»Verschwulung« beinahe Unwort des Jahres

Die Süddeutsche Zeitung meldet hier, dass das Wort »Gutmensch« zum Unwort des Jahres 2015 gekürt wurde. Der Begriff wende sich gegen Personen, »die sich ehrenamtlich in der Flüchtlingshilfe engagieren oder die sich gegen Angriffe auf Flüchtlingsheime stellen«, schreibt die Jury in ihrer BegründungAußerdem werde er »im rechtspopulistischen Lager als Kampfbegriff« benutzt sowie von Journalisten zur Pauschalkritik an einem »Konformismus des Guten«. Ferner hat die Jury das Wort »Hausaufgaben« (Platz zwei) im Zusammenhang mit Griechenland gerügt sowie das Wort »Verschwulung«, das auf Platz drei kam.

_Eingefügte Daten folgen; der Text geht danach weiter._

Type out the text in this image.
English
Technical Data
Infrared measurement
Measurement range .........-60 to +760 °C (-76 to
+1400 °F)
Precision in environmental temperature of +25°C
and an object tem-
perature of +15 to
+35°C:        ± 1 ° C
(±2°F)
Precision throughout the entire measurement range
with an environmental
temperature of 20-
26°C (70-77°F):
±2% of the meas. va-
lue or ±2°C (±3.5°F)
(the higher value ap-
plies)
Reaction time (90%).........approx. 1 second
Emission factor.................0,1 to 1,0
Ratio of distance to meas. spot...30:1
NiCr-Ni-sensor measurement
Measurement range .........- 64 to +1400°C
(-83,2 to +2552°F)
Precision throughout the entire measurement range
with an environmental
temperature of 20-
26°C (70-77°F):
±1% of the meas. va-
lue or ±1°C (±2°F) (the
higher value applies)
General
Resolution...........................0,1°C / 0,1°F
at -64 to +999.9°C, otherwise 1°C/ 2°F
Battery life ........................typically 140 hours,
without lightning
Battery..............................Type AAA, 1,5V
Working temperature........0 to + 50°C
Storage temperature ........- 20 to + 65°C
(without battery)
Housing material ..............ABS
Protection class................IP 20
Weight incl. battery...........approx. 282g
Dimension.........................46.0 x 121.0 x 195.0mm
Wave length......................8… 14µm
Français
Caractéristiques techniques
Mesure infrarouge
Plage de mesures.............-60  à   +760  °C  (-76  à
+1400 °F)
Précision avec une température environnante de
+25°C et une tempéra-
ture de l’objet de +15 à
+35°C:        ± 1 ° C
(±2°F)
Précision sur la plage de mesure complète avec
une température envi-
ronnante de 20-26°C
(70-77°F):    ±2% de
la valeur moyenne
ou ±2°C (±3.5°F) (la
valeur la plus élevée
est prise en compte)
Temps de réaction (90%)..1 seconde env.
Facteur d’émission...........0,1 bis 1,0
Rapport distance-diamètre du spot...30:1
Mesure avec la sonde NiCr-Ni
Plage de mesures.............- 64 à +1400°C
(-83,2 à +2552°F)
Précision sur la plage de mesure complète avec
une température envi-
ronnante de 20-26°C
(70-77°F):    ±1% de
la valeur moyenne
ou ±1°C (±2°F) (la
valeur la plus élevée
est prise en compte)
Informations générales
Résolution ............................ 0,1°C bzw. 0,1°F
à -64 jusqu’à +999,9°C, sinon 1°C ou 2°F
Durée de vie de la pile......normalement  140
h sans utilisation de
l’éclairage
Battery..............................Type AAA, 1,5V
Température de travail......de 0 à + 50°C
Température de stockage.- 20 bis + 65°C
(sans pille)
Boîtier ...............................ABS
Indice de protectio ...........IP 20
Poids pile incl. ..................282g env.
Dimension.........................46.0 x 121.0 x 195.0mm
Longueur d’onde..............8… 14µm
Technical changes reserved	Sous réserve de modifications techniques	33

Hierzu teilt die Jury mit: »Das Wort ›Verschwulung‹ ziert einen Buchtitel des Autors Akif Pirinçci (›Die große Verschwulung‹) und wurde von der Online-Zeitschrift ›MÄNNER‹ und ihren Lesern zum ›Schwulen Unwort 2015‹ gekürt. Die Jury teilt die Ansicht der Zeitschrift und ihrer Leser, dass ein solcher Ausdruck und die damit von Pirinçci gemeinte ›Verweichlichung der Männer‹ und ›trotzige und marktschreierische Vergottung der Sexualität‹ eine explizite Diffamierung Homosexueller darstellt und kritisiert den Ausdruck daher ebenfalls als ein Unwort des Jahres 2015. Auch durch die Analogie zu faschistischen Ausdrücken wie ›Verjudung‹ ist die Bezeichnung kritikwürdig.«

Hätte die Jury allerdings, statt nur in der Zeitschrift Männer zu blättern, auch Pirinçcis Buch gelesen, dann hätte sie merken können, dass der Autor mit »Verschwulung« gerade nicht die Homosexuellen ansprach, sondern die Aufweichung der Geschlechtsunterschiede durch die weltfremde Gender-Ideologie, insbesondere die Verweichlichung des heterosexuellen Mannes. Aber egal, wir danken für die erwiesene Aufmerksamkeit.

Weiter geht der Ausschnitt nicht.